During the prevalence of the cholera in thé summer of 1849, the Board of Health appointed a committee denominated the Sanitary Committee. The Board being composed of numerous members, its duties devolved mainly upon this committee. The committee were authorized by the Board to employ physicians to attend in each ward at the station-houses, at a per diem allowance. The sanitary committee, in the course of their proceedings, passed certain resolutions, one of which, as the plaintiff contends, was for the employment of physicians to attend upon all the poor sick of their respective wards, without reference to the character of the-disease. The plaintiff was one of the physicians thus employed. Upon a settlement of the account of tbe plaintiff with the defendants, a dispute arose as to the charges for attendance in cases other than those of cholera. The items for attendance on cholera patients were allowed, hut the others were not. There is no dispute in this case, as to the services rendered, nor as to the correctness of the charges.

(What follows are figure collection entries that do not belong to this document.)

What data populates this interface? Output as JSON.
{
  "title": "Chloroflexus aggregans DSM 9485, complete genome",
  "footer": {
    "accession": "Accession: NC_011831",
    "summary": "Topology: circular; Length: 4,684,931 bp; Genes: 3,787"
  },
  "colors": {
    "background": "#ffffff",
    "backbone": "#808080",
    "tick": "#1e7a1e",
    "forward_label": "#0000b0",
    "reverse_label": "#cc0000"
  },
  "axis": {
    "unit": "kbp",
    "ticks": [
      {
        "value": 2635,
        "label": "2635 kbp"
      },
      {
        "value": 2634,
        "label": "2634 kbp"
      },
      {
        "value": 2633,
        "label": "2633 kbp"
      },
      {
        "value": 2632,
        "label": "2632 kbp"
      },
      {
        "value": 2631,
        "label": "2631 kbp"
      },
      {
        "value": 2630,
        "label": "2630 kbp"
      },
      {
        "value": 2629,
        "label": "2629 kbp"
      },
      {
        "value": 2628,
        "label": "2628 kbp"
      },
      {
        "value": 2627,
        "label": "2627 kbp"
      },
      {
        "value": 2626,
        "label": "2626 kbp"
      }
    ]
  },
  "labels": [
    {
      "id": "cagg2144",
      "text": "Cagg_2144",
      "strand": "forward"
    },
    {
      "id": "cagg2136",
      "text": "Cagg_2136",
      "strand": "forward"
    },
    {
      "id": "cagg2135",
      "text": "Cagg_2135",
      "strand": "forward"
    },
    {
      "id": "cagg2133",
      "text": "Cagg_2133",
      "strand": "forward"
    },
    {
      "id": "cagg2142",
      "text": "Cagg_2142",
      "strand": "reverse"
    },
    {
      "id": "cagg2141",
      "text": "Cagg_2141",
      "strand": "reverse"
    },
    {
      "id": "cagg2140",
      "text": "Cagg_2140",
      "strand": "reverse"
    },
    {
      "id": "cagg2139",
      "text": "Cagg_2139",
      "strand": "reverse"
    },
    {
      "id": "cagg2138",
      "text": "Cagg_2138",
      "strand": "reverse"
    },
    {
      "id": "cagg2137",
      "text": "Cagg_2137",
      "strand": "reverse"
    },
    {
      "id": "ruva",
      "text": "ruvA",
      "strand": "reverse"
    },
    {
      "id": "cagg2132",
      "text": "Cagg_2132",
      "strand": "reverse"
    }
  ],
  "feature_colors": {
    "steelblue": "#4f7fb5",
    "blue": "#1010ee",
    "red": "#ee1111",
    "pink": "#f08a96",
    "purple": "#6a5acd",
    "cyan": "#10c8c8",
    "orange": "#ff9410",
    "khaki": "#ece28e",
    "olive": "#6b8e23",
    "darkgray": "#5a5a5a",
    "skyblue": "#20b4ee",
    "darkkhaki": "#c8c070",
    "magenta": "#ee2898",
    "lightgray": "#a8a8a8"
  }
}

This action is brought against the Board of Health, eo nomine, treating them as a corporate body. The first question which arises is, Is this Board such a corporation? A very extended argument was gone into on both sides, as to the character, powers, and duties of the Board. It is an old institution, but it received a separate and distinct organization by the revised statutes of 1880. Under this, the common council had the power of appointing the members of the Board, and by an ordinance for that purpose, it was declared that it should be composed of the aldermen and assistant aldermen of the city. We cannot find that this Board is anywhere created a body corporate by express terms of law, nor can we perceive that it has any of the features of a corporate body. ' It has no succession, no seal, and no funds. It is organized by the city corporation under the laws of the state, and may be changed as to its members at the pleasure of the common council.

The counsel for the plaintiff has pressed upon our notice a class of cases, under which it is contended this Board may be considered as a quasi corporation, and it has been likened to the cases in which suits have been brought by and against overseers of the poor. But in all such cases, the actions are instituted against the individuals themselves, describing them by their name of office, and not against them as a corporate body. We are also referred to a section of the statute, the purport of which is, that no action brought by the Board of Health, and by overseers of the poor, shall abate by reason of the death of any one of its members, and it is said, that if the Board can sue, it is to be inferred- that the legislature clearly contemplated they could also be sued. We think that this clause of the statute is misunderstood. If it were intended to authorize the Board to sue as a corporation, in its corporate name, the provision that a suit shall not abate by the death of any of its members is entirely senseless and unmeaning. That can only apply to actions brought in the name of the individuals composing the Board, and in this respect, the Board is like the overseers of the poor, who must always sue in their individual names.

Our conclusion is, therefore, that no action can be brought against the Board as a corporate body; and this point being conclusive against the plaintiff’s right of recovery, it is not necessary to consider several other questions involved in the case.

The judgment at the special term must be reversed, and the complaint dismissed.